I need some help/support/a kick up the backside..

I have lived with my partner for four years. No DCs, not married (this is part of the problem - he doesn't want it)..

Recently my desire for children, a future and marriage has come to the surface quite often. He know tells me he thinks about it sometimes, but never commits to saying yes let's do it (perhaps a positive looking at the bigger picture). I'm 33, he's 42.

I moved away from home (almost 200 miles) to be with him.

I work and pay 100% of the bills/food. He works sporadically but is renovating his house (that we both live in, but that he owns outright). He will only work enough to afford to purchase whatever materials he needs at the time (self-employed craftsman).

We've argued a lot, especially recently. And this weekend it erupted yet again. His family and he (I feel) keep secrets from me about his ex and her contact with them. She was awful when I first moved in and almost broke us up a few times. She recently got married and invited his family - they said no because of me, she couldn't believe I wasn't 'over' it yet, he told them to go because I didn't mind. I should say, I don't mind, it's not an issue anymore, but the fact I only found out they went through seeing photographs online riled me. So when he got arsey and asked where all my money went every month (I only work in admin - I don't earn a lot) and started asking how it all got spent on bills/vehicles/pets/food I flipped and asked him why he didn't tell me that I had been talked about.

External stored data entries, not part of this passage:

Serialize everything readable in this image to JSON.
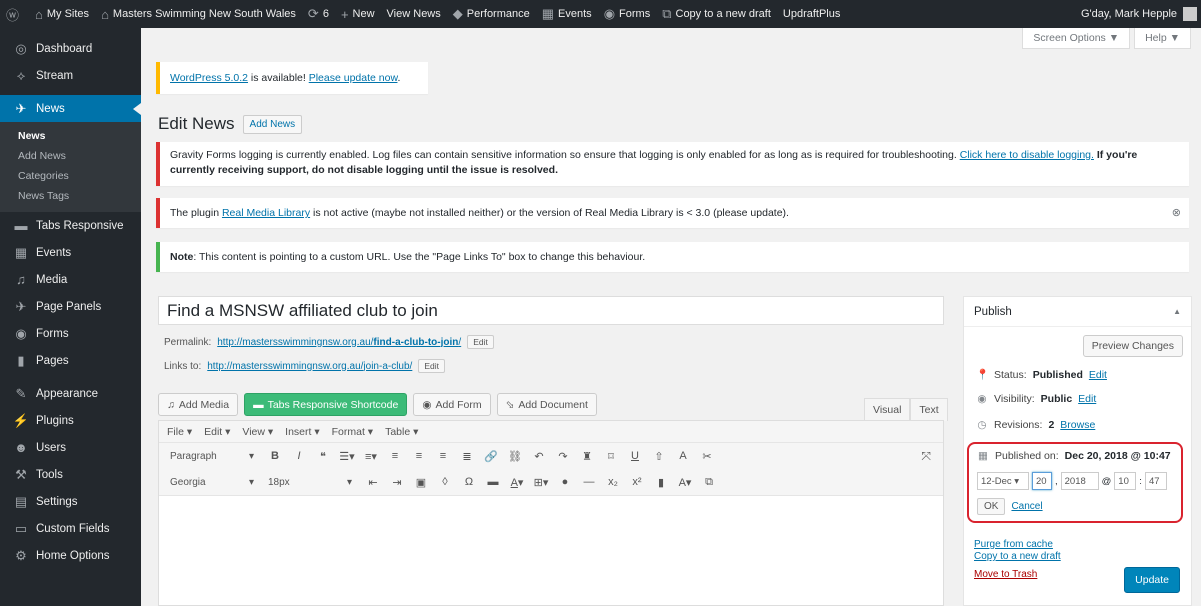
{
  "adminbar": {
    "wp_icon": "wordpress-icon",
    "my_sites": "My Sites",
    "site_name": "Masters Swimming New South Wales",
    "updates_count": "6",
    "new_label": "New",
    "view_news": "View News",
    "performance": "Performance",
    "events": "Events",
    "forms": "Forms",
    "copy_draft": "Copy to a new draft",
    "updraft": "UpdraftPlus",
    "greeting": "G'day, Mark Hepple"
  },
  "sidebar": {
    "items": [
      {
        "label": "Dashboard",
        "icon": "dashboard-icon"
      },
      {
        "label": "Stream",
        "icon": "stream-icon"
      },
      {
        "label": "News",
        "icon": "pin-icon"
      },
      {
        "label": "Tabs Responsive",
        "icon": "folder-icon"
      },
      {
        "label": "Events",
        "icon": "calendar-icon"
      },
      {
        "label": "Media",
        "icon": "media-icon"
      },
      {
        "label": "Page Panels",
        "icon": "pin-icon"
      },
      {
        "label": "Forms",
        "icon": "forms-icon"
      },
      {
        "label": "Pages",
        "icon": "pages-icon"
      },
      {
        "label": "Appearance",
        "icon": "brush-icon"
      },
      {
        "label": "Plugins",
        "icon": "plugin-icon"
      },
      {
        "label": "Users",
        "icon": "users-icon"
      },
      {
        "label": "Tools",
        "icon": "wrench-icon"
      },
      {
        "label": "Settings",
        "icon": "settings-icon"
      },
      {
        "label": "Custom Fields",
        "icon": "fields-icon"
      },
      {
        "label": "Home Options",
        "icon": "gear-icon"
      }
    ],
    "submenu": [
      "News",
      "Add News",
      "Categories",
      "News Tags"
    ]
  },
  "screen_options": {
    "screen": "Screen Options ▼",
    "help": "Help ▼"
  },
  "notices": {
    "update_link": "WordPress 5.0.2",
    "update_mid": " is available! ",
    "update_link2": "Please update now",
    "update_end": ".",
    "gravity_text": "Gravity Forms logging is currently enabled. Log files can contain sensitive information so ensure that logging is only enabled for as long as is required for troubleshooting. ",
    "gravity_link": "Click here to disable logging.",
    "gravity_bold": " If you're currently receiving support, do not disable logging until the issue is resolved.",
    "plugin_pre": "The plugin ",
    "plugin_link": "Real Media Library",
    "plugin_post": " is not active (maybe not installed neither) or the version of Real Media Library is < 3.0 (please update).",
    "note_bold": "Note",
    "note_text": ": This content is pointing to a custom URL. Use the \"Page Links To\" box to change this behaviour."
  },
  "page": {
    "title": "Edit News",
    "add_new": "Add News"
  },
  "post": {
    "title": "Find a MSNSW affiliated club to join",
    "permalink_label": "Permalink:",
    "permalink_base": "http://mastersswimmingnsw.org.au/",
    "permalink_slug": "find-a-club-to-join",
    "permalink_end": "/",
    "links_to_label": "Links to:",
    "links_to_url": "http://mastersswimmingnsw.org.au/join-a-club/",
    "edit": "Edit"
  },
  "media_buttons": {
    "add_media": "Add Media",
    "tabs_shortcode": "Tabs Responsive Shortcode",
    "add_form": "Add Form",
    "add_document": "Add Document"
  },
  "editor_tabs": {
    "visual": "Visual",
    "text": "Text"
  },
  "editor": {
    "menus": [
      "File ▾",
      "Edit ▾",
      "View ▾",
      "Insert ▾",
      "Format ▾",
      "Table ▾"
    ],
    "paragraph": "Paragraph",
    "font": "Georgia",
    "size": "18px"
  },
  "publish": {
    "heading": "Publish",
    "preview": "Preview Changes",
    "status_label": "Status:",
    "status_value": "Published",
    "visibility_label": "Visibility:",
    "visibility_value": "Public",
    "revisions_label": "Revisions:",
    "revisions_value": "2",
    "browse": "Browse",
    "edit": "Edit",
    "published_label": "Published on:",
    "published_value": "Dec 20, 2018 @ 10:47",
    "month": "12-Dec",
    "day": "20",
    "year": "2018",
    "at": "@",
    "hour": "10",
    "minute": "47",
    "ok": "OK",
    "cancel": "Cancel",
    "purge": "Purge from cache",
    "copy_draft": "Copy to a new draft",
    "trash": "Move to Trash",
    "update": "Update"
  },
  "colors": {
    "accent": "#0073aa",
    "error_border": "#dc3232",
    "warning_border": "#ffb900",
    "success_border": "#46b450",
    "highlight": "#d9232e"
  }
}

Of course it escalated, he got really angry, screamed "I'm the man of this house", ripped a swing door down and through it into the kitchen (where I was). It hit my legs and he apologised profusely. An hour or so later he started saying I should get some help, I shouldn't push him to that extent and make him react that way. I have a chronic illness which makes me sad and that I have considered counselling for, but now it seems I need the counselling to sort my head out.. So, it's all my fault basically.

I really felt rock bottom, and spoke with my mum. I have booked to go and view a flat on Monday, with every intention of moving out (he is unaware), but he is going all nicey-nicey on me again and saying how much he's looking forward to Christmas, which is making me doubt my resolve.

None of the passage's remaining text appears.